The Royal Research Ship Discovery crew recently deployed high-technology biogeochemical sensors onto existing ‘Overturning in the Subpolar North Atlantic Program’ (OSNAP) moorings in the Rockall Trough in the north Atlantic Ocean. By taking continuous measurements in this important yet remote location, the sensors will contribute much needed long-term biogeochemical data to further our understanding of the interactions occurring in our ocean.

The North Atlantic subpolar region lies between roughly 45°N and 65°N. The North Atlantic Subpolar Gyre is a large system of rotating currents which form a key component of the global climate system. In this region, the ocean warms the atmosphere (keeping northern Europe relatively mild) and atmospheric carbon dioxide is drawn into the deep ocean. The flow of energy and elements through the north Atlantic ultimately drives patterns of marine living resources at the ocean basin scale (http://www.ukosnap.org). 

OSNAP provides a continuous record of physical ocean properties in the subpolar north Atlantic through an array of moorings crossing the Atlantic. The newly deployed equipment consists of sensors to additionally measure levels of nutrients, oxygen and pH in the Rockall Trough. A Remote Access Sampler (RAS) will simultaneously collect samples of seawater to validate and complement the automatically recorded data from the sensors.

As Professor Stuart Cunningham, from the Scottish Association for Marine Science (SAMS) explains, adding these new sensors to the existing infrastructure is an important step, “So far, only the physical parameters of ocean circulation data can be measured at the OSNAP array.
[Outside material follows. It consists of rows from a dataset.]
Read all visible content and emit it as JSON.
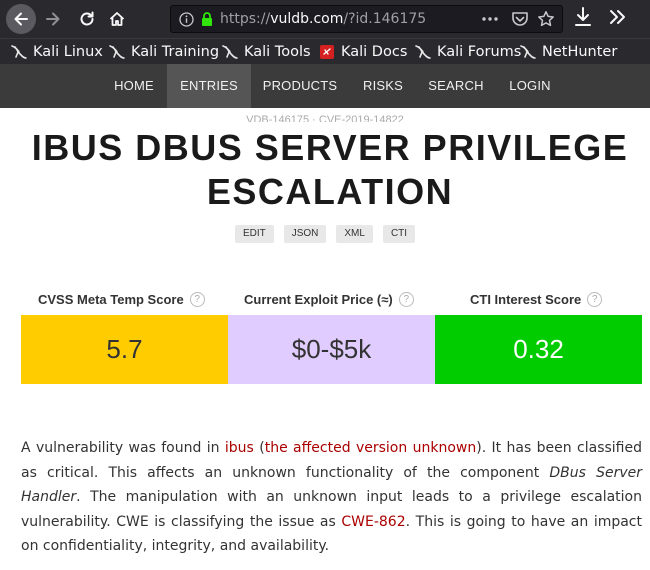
{
  "browser": {
    "url_prefix": "https://",
    "url_host": "vuldb.com",
    "url_path": "/?id.146175",
    "bookmarks": [
      {
        "label": "Kali Linux",
        "icon": "kali-dragon-icon"
      },
      {
        "label": "Kali Training",
        "icon": "kali-dragon-icon"
      },
      {
        "label": "Kali Tools",
        "icon": "kali-dragon-icon"
      },
      {
        "label": "Kali Docs",
        "icon": "kali-docs-icon"
      },
      {
        "label": "Kali Forums",
        "icon": "kali-dragon-icon"
      },
      {
        "label": "NetHunter",
        "icon": "kali-dragon-icon"
      }
    ]
  },
  "nav": {
    "items": [
      "HOME",
      "ENTRIES",
      "PRODUCTS",
      "RISKS",
      "SEARCH",
      "LOGIN"
    ],
    "active": "ENTRIES"
  },
  "entry": {
    "subhead": "VDB-146175 · CVE-2019-14822",
    "title": "IBUS DBUS SERVER PRIVILEGE ESCALATION",
    "formats": [
      "EDIT",
      "JSON",
      "XML",
      "CTI"
    ]
  },
  "scores": {
    "cvss_label": "CVSS Meta Temp Score",
    "cvss_value": "5.7",
    "price_label": "Current Exploit Price (≈)",
    "price_value": "$0-$5k",
    "cti_label": "CTI Interest Score",
    "cti_value": "0.32",
    "help_glyph": "?",
    "colors": {
      "cvss": "#ffcc00",
      "price": "#e0ccff",
      "cti": "#00cc00"
    }
  },
  "description": {
    "p1": "A vulnerability was found in ",
    "product": "ibus",
    "p2": " (",
    "version": "the affected version unknown",
    "p3": "). It has been classified as critical. This affects an unknown functionality of the component ",
    "component": "DBus Server Handler",
    "p4": ". The manipulation with an unknown input leads to a privilege escalation vulnerability. CWE is classifying the issue as ",
    "cwe": "CWE-862",
    "p5": ". This is going to have an impact on confidentiality, integrity, and availability."
  }
}
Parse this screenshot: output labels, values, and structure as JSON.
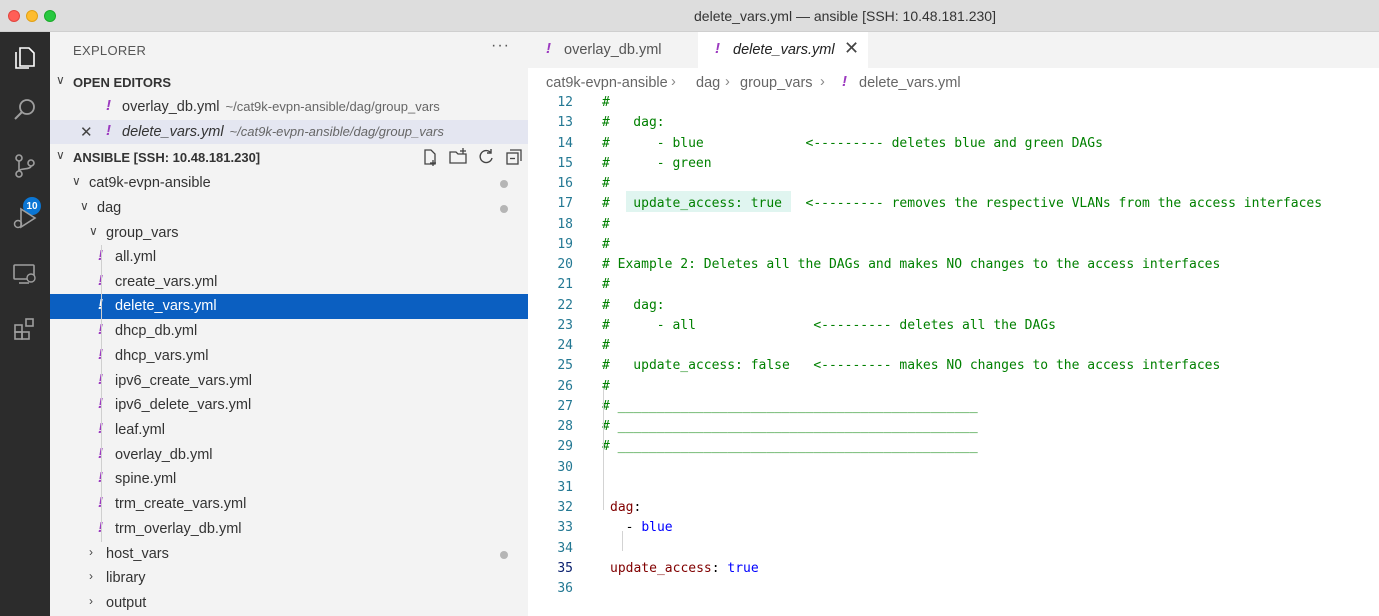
{
  "window": {
    "title": "delete_vars.yml — ansible [SSH: 10.48.181.230]"
  },
  "activity_bar": {
    "scm_badge": "10"
  },
  "explorer": {
    "title": "EXPLORER",
    "more": "···",
    "open_editors": {
      "title": "OPEN EDITORS",
      "items": [
        {
          "name": "overlay_db.yml",
          "path": "~/cat9k-evpn-ansible/dag/group_vars"
        },
        {
          "name": "delete_vars.yml",
          "path": "~/cat9k-evpn-ansible/dag/group_vars"
        }
      ]
    },
    "workspace": {
      "title": "ANSIBLE [SSH: 10.48.181.230]",
      "root": "cat9k-evpn-ansible",
      "dag": "dag",
      "group_vars": "group_vars",
      "files": [
        "all.yml",
        "create_vars.yml",
        "delete_vars.yml",
        "dhcp_db.yml",
        "dhcp_vars.yml",
        "ipv6_create_vars.yml",
        "ipv6_delete_vars.yml",
        "leaf.yml",
        "overlay_db.yml",
        "spine.yml",
        "trm_create_vars.yml",
        "trm_overlay_db.yml"
      ],
      "host_vars": "host_vars",
      "library": "library",
      "output": "output"
    }
  },
  "tabs": [
    {
      "label": "overlay_db.yml"
    },
    {
      "label": "delete_vars.yml"
    }
  ],
  "breadcrumb": [
    "cat9k-evpn-ansible",
    "dag",
    "group_vars",
    "delete_vars.yml"
  ],
  "code_lines": [
    {
      "n": "12",
      "text": "#"
    },
    {
      "n": "13",
      "text": "#   dag:"
    },
    {
      "n": "14",
      "text": "#      - blue             <--------- deletes blue and green DAGs"
    },
    {
      "n": "15",
      "text": "#      - green"
    },
    {
      "n": "16",
      "text": "#"
    },
    {
      "n": "17",
      "text": "#   update_access: true   <--------- removes the respective VLANs from the access interfaces"
    },
    {
      "n": "18",
      "text": "#"
    },
    {
      "n": "19",
      "text": "#"
    },
    {
      "n": "20",
      "text": "# Example 2: Deletes all the DAGs and makes NO changes to the access interfaces"
    },
    {
      "n": "21",
      "text": "#"
    },
    {
      "n": "22",
      "text": "#   dag:"
    },
    {
      "n": "23",
      "text": "#      - all               <--------- deletes all the DAGs"
    },
    {
      "n": "24",
      "text": "#"
    },
    {
      "n": "25",
      "text": "#   update_access: false   <--------- makes NO changes to the access interfaces"
    },
    {
      "n": "26",
      "text": "#"
    },
    {
      "n": "27",
      "text": "# ______________________________________________"
    },
    {
      "n": "28",
      "text": "# ______________________________________________"
    },
    {
      "n": "29",
      "text": "# ______________________________________________"
    },
    {
      "n": "30",
      "text": ""
    },
    {
      "n": "31",
      "text": ""
    },
    {
      "n": "32",
      "key": "dag",
      "sep": ":"
    },
    {
      "n": "33",
      "dash": "  - ",
      "val": "blue"
    },
    {
      "n": "34",
      "text": ""
    },
    {
      "n": "35",
      "key": "update_access",
      "sep": ": ",
      "val": "true"
    },
    {
      "n": "36",
      "text": ""
    }
  ],
  "colors": {
    "comment": "#008000",
    "key": "#800000",
    "value": "#0000ff",
    "line_number": "#237893",
    "selection": "#0b5fc1",
    "badge": "#0b76d4",
    "yml_icon": "#9c3ac0"
  }
}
Combining this data with the new biogeochemical measurements will, for the first time, give us a long time-series of changes of ocean currents, nutrient concentrations and more. This will be a big advance in our ability to understand the interactions of ocean physics with ocean ecosystems – particularly the cold water coral systems of the Atlantic. "The biogeochemical sensors that have been deployed are not new developments in themselves. However, as Prof Cunningham explains, “We are using them in a novel way. Combining biogeochemistry on these large physics arrays is ground breaking!"

By adding new observations of biogeochemical properties to existing large scale observing infrastructures we can make biogeochemical measurements at broader scales, matching the current physical observations. As a result, the possibilities and implications for understanding the critical processes occurring in our oceans are vast.To implement key agreements to protect biodiversity, adaptive ocean management knowledge is needed on the same ocean basin scale. ATLAS will enhance the purpose-built transatlantic arrays to predict ecosystem tipping points and use this unique basin-scale infrastructure to deepen our understanding of the importance of ocean currents in controlling species distribution and connectivity to drive forward an ambitious new decision support tool for integrated Maritime Spatial Planning (MSP).